Gerardo Tecé at ctxt here: ‘Judge García Castellón does not prevaricate (he may just have been having a bad day). Perhaps the problem of this judge, sometimes absent-minded, sometimes passionate, is the impossibility of his addressing cases that affect the PP’.
Ecology:
From Xataca here; ‘Figures that have not been seen for at least 42 years: a huge subtropical anticyclone is going to leave Spain out to dry. The meteorological phenomenon is going to be as powerful as it is desperate: no rain is expected until the end of the month’. Temperatures will soar over the coming days.

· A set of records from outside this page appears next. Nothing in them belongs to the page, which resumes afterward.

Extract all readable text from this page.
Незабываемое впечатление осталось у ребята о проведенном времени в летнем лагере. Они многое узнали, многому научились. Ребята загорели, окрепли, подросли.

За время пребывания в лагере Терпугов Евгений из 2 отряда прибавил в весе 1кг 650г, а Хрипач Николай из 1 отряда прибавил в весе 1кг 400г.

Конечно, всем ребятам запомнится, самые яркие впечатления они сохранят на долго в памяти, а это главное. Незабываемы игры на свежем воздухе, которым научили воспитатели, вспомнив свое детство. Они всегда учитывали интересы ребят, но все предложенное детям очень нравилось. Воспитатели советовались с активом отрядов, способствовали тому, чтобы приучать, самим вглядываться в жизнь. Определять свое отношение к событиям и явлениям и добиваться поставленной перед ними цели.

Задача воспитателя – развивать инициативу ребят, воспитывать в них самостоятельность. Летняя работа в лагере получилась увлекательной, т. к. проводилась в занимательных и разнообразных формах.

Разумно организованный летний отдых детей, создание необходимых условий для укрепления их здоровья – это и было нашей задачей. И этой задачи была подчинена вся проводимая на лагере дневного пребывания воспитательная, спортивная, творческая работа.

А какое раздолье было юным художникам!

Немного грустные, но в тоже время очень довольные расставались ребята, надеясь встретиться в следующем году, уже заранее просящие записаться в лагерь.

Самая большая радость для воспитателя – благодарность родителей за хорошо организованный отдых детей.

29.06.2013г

Headlines from 20Minutos here: ‘Andalusian President Juanma Moreno announces his fourth decree against an "extreme" drought and predicts water cuts this summer in Seville, Córdoba and Málaga’. There has been a "critical" lack of rain over the winter months, and City Hall in Seville is considering reducing the water pressure at night after Easter’.
Andalucía reservoirs are now ten points below the average of the last decade and are once again losing water after a week of increases. The region would need thirty days of heavy rain to bring the reservoirs up to their normal state – an impossible dream, says the article. The Olive Press shows the capacity of the reservoirs in each Andalusian province (Almería is just 9.4%). Infobae here looks at the coming ‘inevitable’ water shortages in both Andalucía and Catalonia.
Various:
Once the paperwork is signed and agreed (!), ‘The Junta de Andalucía will finance 50% of the demolition of the Algarrobico hotel (Almería) with the State paying the balance’. Idealista fails to mention how much the taxpayer will have to spring for to return the never-finished hotel to an empty expanse of rock and scree.
Leo Noticias reports that the Real Academia Española is digitalising its library of literary treasures. The first Don Quijote, dramas and manuscripts. Head to their digital library here.
‘A pueblo in Spain finds the answer to a dwindling population’. Enix in Almería (Pop. 690) has more bars per inhabitant than anywhere else – with 12. That’s 16 per 1,000 residents. The reason? Apparently a lot of foreign residents find their way there for a beer and a tapa…
Here’s rather an alarming headline from El Confidencial: ‘The secret telegrams of the nuclear accident that could have erased half of Spain’. The item refers to the USAF nuclear accident over Palomares (Almería) in January 1966.
Equatorial Guinea is the only country in Africa where Spanish is the official language. What does it sound like? The BBC (Español) finds out here.
From the BBC News here: ‘The Spanish Grand Prix to move from Barcelona to Madrid in 2026’ (with map). More details at EFE here.
Spain's best carnivals in 2024. All the details about Carnival in Spain in 2024, including dates, cities and the most important events at Idealista (in English) here.
What if Spain became a republic? The story is at Eye on Spain here.
See Spain:
‘One of the best preserved Roman mosaics in the world is in Noheda (Cuenca) a village with less than 20 inhabitants’. 20Minutos has photos and a video here.
Letters:
Hi Lenox,
Bit of a mess about Galicia last week. Vigo is not a province. Lugo is the province. And the independent party is the BNG, not BNP. It stands for Bloque Nacional Galego.
A Reader.
Sorry for the errors!
Finally:
Pablo Alborán with Carminho perform Perdóname on YouTube here. Beautiful song!